Import LocalAuthentication, create an LAContext, call canEvaluatePolicy with deviceOwnerAuthenticationWithBiometrics to check availability, then evaluatePolicy with a short localizedReason. On success, set an in-memory isUnlocked flag on the main actor to reveal the app, and release the session token from the Keychain. Keep a passcode or password fallback for when biometrics are unavailable.

### Is it safe to store a password behind Face ID?

Store a session or refresh token, not the password, and put it in the Keychain with a biometric access control rather than in UserDefaults. iOS keeps the actual face and fingerprint data in the Secure Enclave, which your app can never read, so you are only ever gating access to a token the biometric releases.

### What happens if Face ID fails or is not set up?

You fall back. Either use the deviceOwnerAuthentication policy, which offers the device passcode automatically after biometrics fail, or route users to your own email-and-password screen. evaluatePolicy also returns specific errors like lockout and cancel, and each should lead somewhere useful rather than a dead end.

### Should I re-authenticate when the app returns from the background?

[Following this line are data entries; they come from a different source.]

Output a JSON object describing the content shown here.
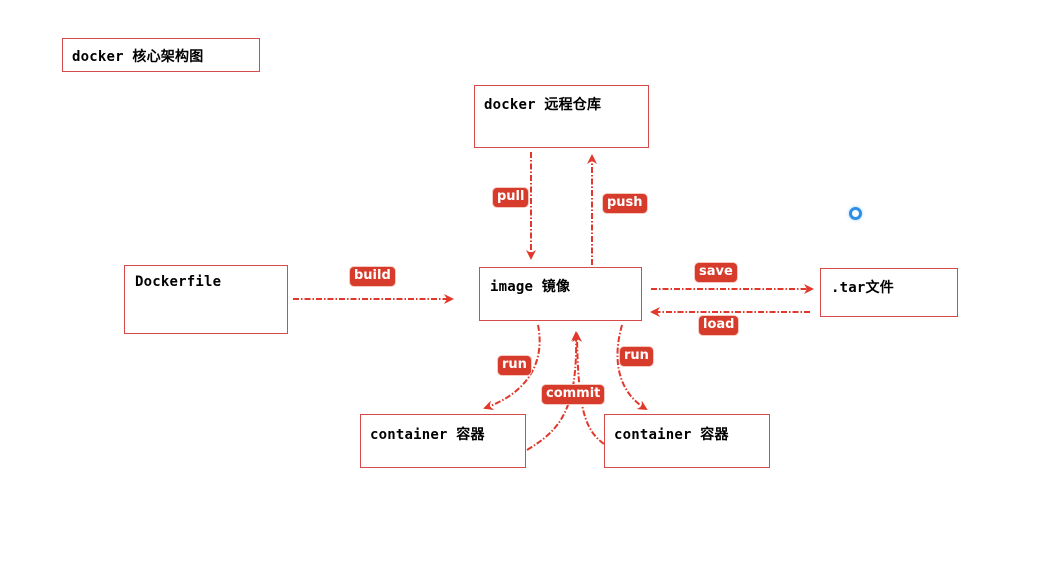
{
  "title": "docker 核心架构图",
  "nodes": {
    "registry": "docker 远程仓库",
    "dockerfile": "Dockerfile",
    "image": "image 镜像",
    "tar": ".tar文件",
    "container_left": "container 容器",
    "container_right": "container 容器"
  },
  "edges": {
    "pull": "pull",
    "push": "push",
    "build": "build",
    "save": "save",
    "load": "load",
    "run_left": "run",
    "commit": "commit",
    "run_right": "run"
  },
  "colors": {
    "box_border": "#d8494a",
    "arrow": "#e2372b",
    "label_bg": "#d63b2b",
    "cursor_ring": "#2d8fe6"
  },
  "icons": {
    "cursor": "cursor-ring-icon"
  }
}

Yes for anything sensitive. Watch SwiftUI's scenePhase and set isUnlocked to false when the app enters the background, so returning to the foreground shows the lock again. Because the flag lives only in memory, backgrounding naturally forces a fresh Face ID check on return.

### Do passkeys replace Face ID login?

Passkeys use Face ID as the local gesture but replace the shared password with a synced public-key credential, which is stronger against phishing and database leaks. For a brand-new app, passkeys are worth considering from the start; for an existing token-based login, Face ID over the Keychain remains a solid, simpler pattern.